The food was wonderful if I do say so myself. My wife also made a couple yummy salads and our guests brought delicious chicken wings and cheesecake. We all ate to our heart’s content with generous portions of leftovers to be enjoyed at a later date.

The only thing better than the food was the company. I hadn’t seen one of my cousin’s daughter’s in close to a decade, which is a bit embarrassing when you consider how close we live. We could have had leftover pizza and it still would have been a great gathering… but sometimes it’s wonderful to cook up a feast, and share it with family.

(And yes, my cousin looks like he could be my brother!)

Different kinds of smart

Some of the smartest people I know didn’t do well in school. Two in particular got into trades are are both very successful and run their own business. Both have more saved for their retirement than I ever will. Both have a common sense intelligence that is superior to mine.

I have a sister who is street smart. I’d say she’s also people smart. She can read a situation and read people better than others can read a book. She builds strong friendships with people who will do anything for her, because they know she’d do the same for them. Lucky things happen to her because she creates her own luck, with no expectations of an outcome. Some people do a kindness expecting praise or accolades, she just wants to do good, and good things happen to her as a result.

Have you ever meet someone that your pet was drawn to? They share a bond with animals that seems effortless. I’m not just talking about someone who goes out of their way to connect with an animal, but rather someone who the animal reaches out to. They seem to communicate with animals nonverbally.

There are many forms of giftedness. Many natural talents that can be fostered and developed. Sometimes it seems connected to a disposition, a positive outlook. Other times it can be intuitive, a knowledge that seems unlearned yet fully acquired. And still other times it can be connected to perspective, and seeing things from points of view that others miss. Some of this can be honed and learned, and some of it just seems to be a natural intelligence.

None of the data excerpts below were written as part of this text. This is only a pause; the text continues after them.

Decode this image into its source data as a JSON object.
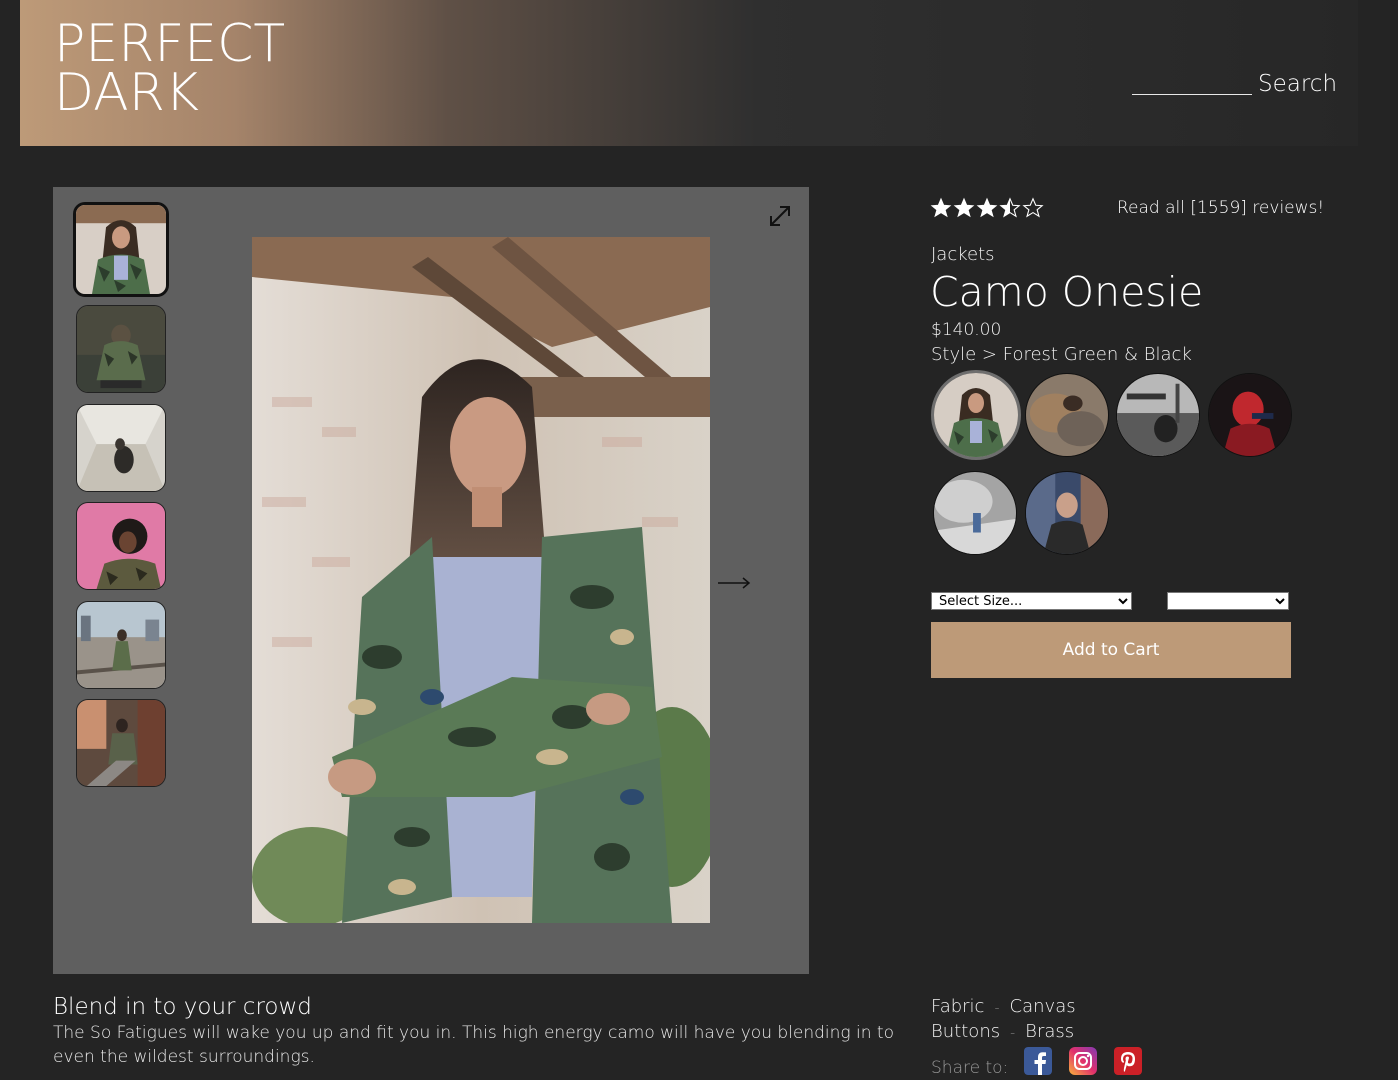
{
  "header": {
    "logo_line1": "PERFECT",
    "logo_line2": "DARK",
    "search_label": "Search",
    "search_value": ""
  },
  "gallery": {
    "thumbnail_count": 6,
    "active_thumbnail": 1,
    "expand_icon": "expand-icon",
    "next_icon": "arrow-right-icon"
  },
  "product": {
    "rating": 3.5,
    "rating_max": 5,
    "reviews_link": "Read all [1559] reviews!",
    "category": "Jackets",
    "title": "Camo Onesie",
    "price": "$140.00",
    "style_label": "Style >",
    "style_value": "Forest Green & Black",
    "style_count": 6,
    "selected_style": 1,
    "size_select_value": "Select Size...",
    "qty_select_value": "",
    "add_to_cart_label": "Add to Cart"
  },
  "description": {
    "title": "Blend in to your crowd",
    "body": "The So Fatigues will wake you up and fit you in. This high energy camo will have you blending in to even the wildest surroundings."
  },
  "features": [
    {
      "name": "Fabric",
      "sep": "-",
      "value": "Canvas"
    },
    {
      "name": "Buttons",
      "sep": "-",
      "value": "Brass"
    }
  ],
  "share": {
    "label": "Share to:",
    "networks": [
      "facebook-icon",
      "instagram-icon",
      "pinterest-icon"
    ]
  },
  "colors": {
    "accent": "#bd9a78",
    "background": "#242424",
    "gallery_bg": "#5f5f5f"
  }
}
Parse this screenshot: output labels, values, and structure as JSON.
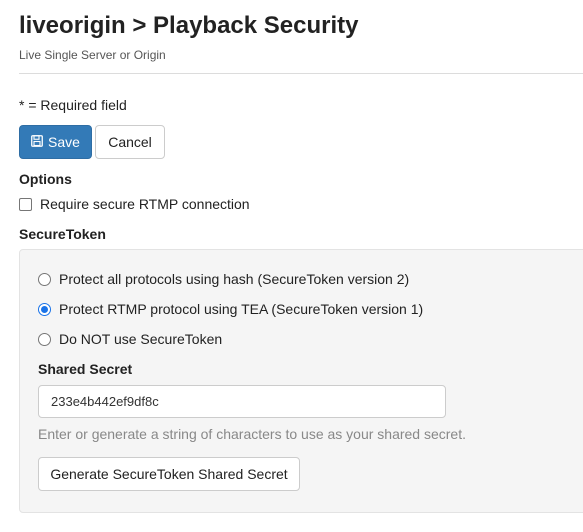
{
  "header": {
    "title": "liveorigin > Playback Security",
    "subtitle": "Live Single Server or Origin"
  },
  "form": {
    "required_note": "* = Required field",
    "save_label": "Save",
    "cancel_label": "Cancel"
  },
  "options": {
    "heading": "Options",
    "require_secure_rtmp": {
      "label": "Require secure RTMP connection",
      "checked": false
    }
  },
  "securetoken": {
    "heading": "SecureToken",
    "radios": [
      {
        "label": "Protect all protocols using hash (SecureToken version 2)",
        "checked": false
      },
      {
        "label": "Protect RTMP protocol using TEA (SecureToken version 1)",
        "checked": true
      },
      {
        "label": "Do NOT use SecureToken",
        "checked": false
      }
    ],
    "shared_secret_label": "Shared Secret",
    "shared_secret_value": "233e4b442ef9df8c",
    "help_text": "Enter or generate a string of characters to use as your shared secret.",
    "generate_label": "Generate SecureToken Shared Secret"
  },
  "colors": {
    "primary": "#337ab7",
    "radio_checked": "#1a73e8"
  },
  "icons": {
    "save": "floppy-disk-icon"
  }
}
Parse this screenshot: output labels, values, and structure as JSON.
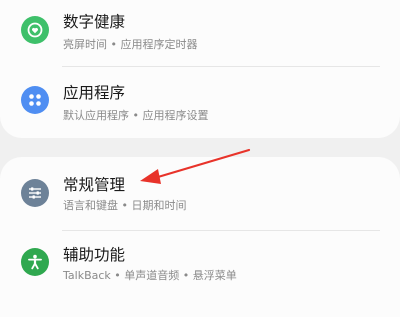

None of these kind of smarts limit someone from being a good student. But sometimes intuitively or creatively smart people don’t do well in school. We need to recognize peoples gifts independently from their grades. We need to recognize that there are different kinds of smart.

Battling the inner demons

I’m listening to a book now that has two main characters who are both cautiously interested in each other and doubting that the other person is interested in them. It’s a little painful because they should have recognized the other’s attraction by now. So, while as a reader I’m waiting for the inevitable, I do appreciate the author’s perspective on both characters self-doubt… and how they are fighting their inner demons about their own appeal, their own value of what they can offer to the other person.

I wonder how many relationships flounder not because of lack of interest, but rather lack of confidence? How many people don’t initiate intimacy for fear of rejection? It happens in books all the time. Is that indicative of what really happens, or is it more likely that the attraction is one-way? Is it more if an external imbalance of interest in one another or more internal conflict holding back advances?

How often do people succumb to their inner demons and not move forward? Not just in relationships, in their studies, in their jobs, in sports, and even in hobbies?

“I’m not good enough for that team, why even try out?” (Or worse yet, “Why practice more, it won’t make a difference.”

“They won’t want to hire me.”

“They don’t see my value, I’ll get rejected if I ask for a raise.”

“My photos aren’t good enough to submit in the contest.”

How often do our inner demons prevent us from trying?